L’arrivée de mistress Gummidge avec un panier au bras expliqua pourquoi la maison était restée vide. Elle était sortie précipitamment pour acheter quelque chose gui lui manquait, avant le retour de M. Peggotty, qui devait revenir avec la marée, et elle avait laissé la porte ouverte, de peur que Ham et Émilie, qui devaient rentrer de bonne heure, n’arrivassent en son absence.

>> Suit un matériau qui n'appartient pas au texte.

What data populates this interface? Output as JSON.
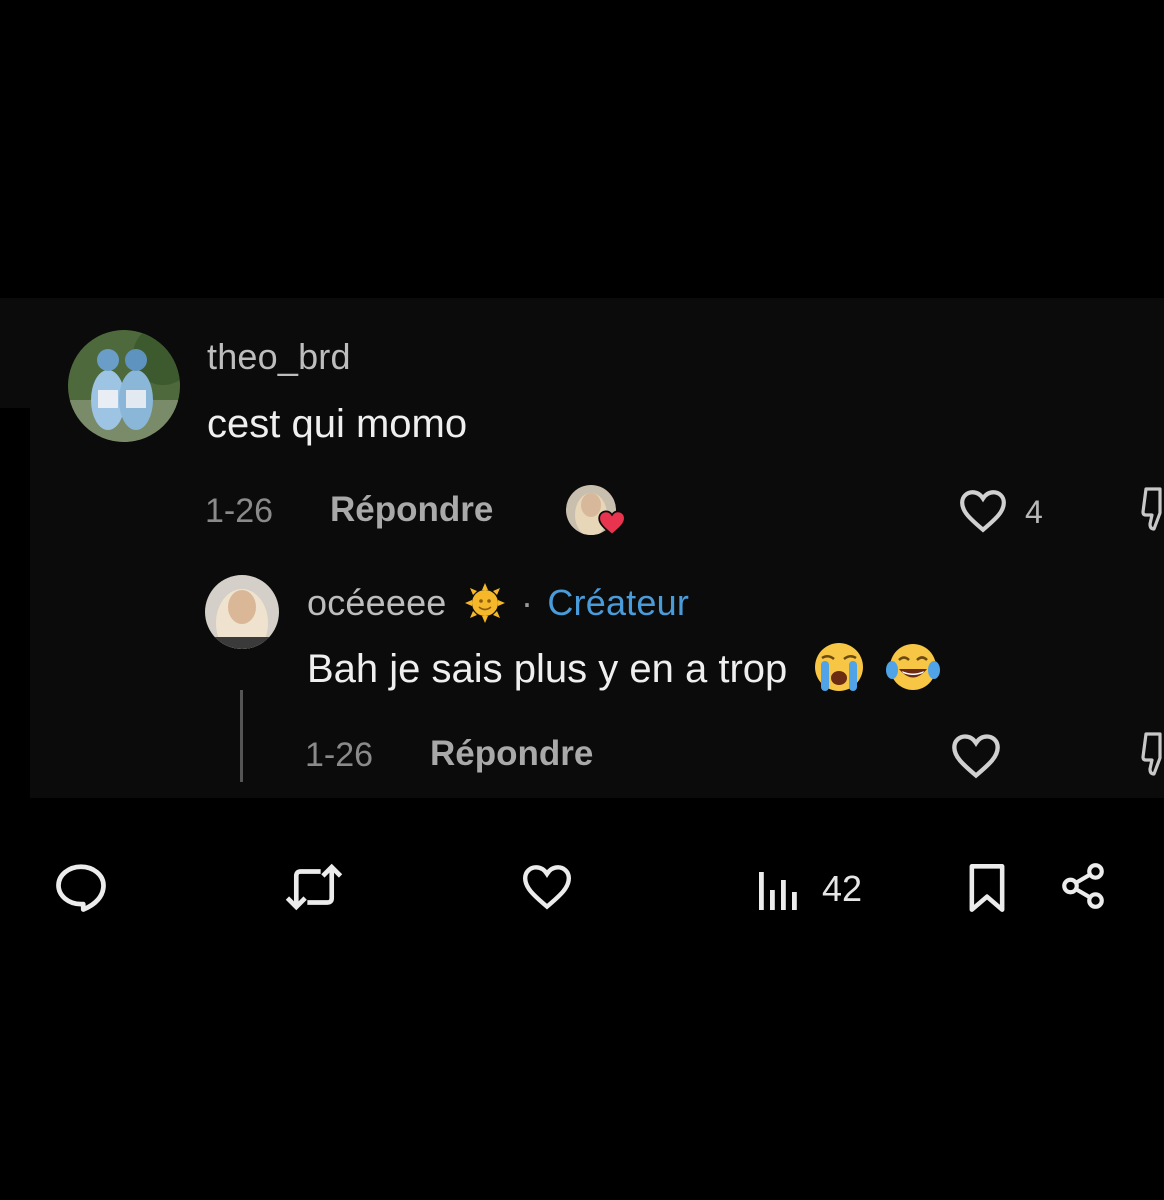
{
  "comments": [
    {
      "username": "theo_brd",
      "text": "cest qui momo",
      "date": "1-26",
      "reply_label": "Répondre",
      "likes": "4"
    },
    {
      "username": "océeeee",
      "badge": "Créateur",
      "text": "Bah je sais plus y en a trop",
      "date": "1-26",
      "reply_label": "Répondre"
    }
  ],
  "post_actions": {
    "views": "42"
  },
  "icons": {
    "reply": "speech-bubble-icon",
    "repost": "repost-arrows-icon",
    "like": "heart-icon",
    "views": "bar-chart-icon",
    "bookmark": "bookmark-icon",
    "share": "share-icon",
    "dislike": "thumbs-down-icon",
    "creator_emoji": "sun-emoji",
    "crying": "loudly-crying-emoji",
    "laughing": "tears-of-joy-emoji"
  },
  "colors": {
    "creator_badge": "#4a9bd9",
    "heart_badge": "#e8344e"
  }
}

Steerforth, après avoir désopilé la rate de mistress Gummidge par un salut des plus enjoués et une embrassade des plus comiques, prit mon bras et m’entraîna précipitamment.

En arrachant mistress Gummidge à la mélancolie, il avait repris lui-même sa gaieté ordinaire, et ne fit que rire et plaisanter tout le long du chemin.

« Ainsi donc nous quittons demain cette vie de boucaniers ? me dit-il gaiement.

— Vous savez que nous en sommes convenus, répondis-je, et que nos places sont arrêtées à la diligence ?

— Oui, il n’y a pas moyen de faire autrement, je suppose, dit Steerforth ; j’avais presque oublié qu’il y eût autre chose à faire dans le monde que de se balancer sur une barque. C’est ma foi bien dommage !

— Au nouveau tout est beau, lui dis-je en riant.

— C’est possible, répliqua-t-il, quoique ce soit une observation bien sarcastique pour un aimable chef-d’œuvre d’innocence comme mon jeune ami. Eh bien ! je ne dis pas non ; je suis capricieux, David ; je le sais et je l’avoue, mais cela n’empêche pas que je sais battre le fer pendant qu’il est chaud. Savez-vous que je n’ai pas perdu mon temps ici ? Je parie que je suis en état de passer un bon petit examen de pilote pour les eaux de Yarmouth !

— M. Peggotty dit que vous êtes un prodige, répliquai-je.

— Un phénomène nautique ? reprit Steerforth en riant.

— Il n’y a pas de doute, et vous savez que c’est vrai ; vous mettez tant d’ardeur à tout ce que vous faites que vous y devenez bientôt passé maître. Mais ce qui m’étonne toujours, Steerforth, c’est que vous vous contentiez d’un emploi si mobile et si capricieux de vos facultés.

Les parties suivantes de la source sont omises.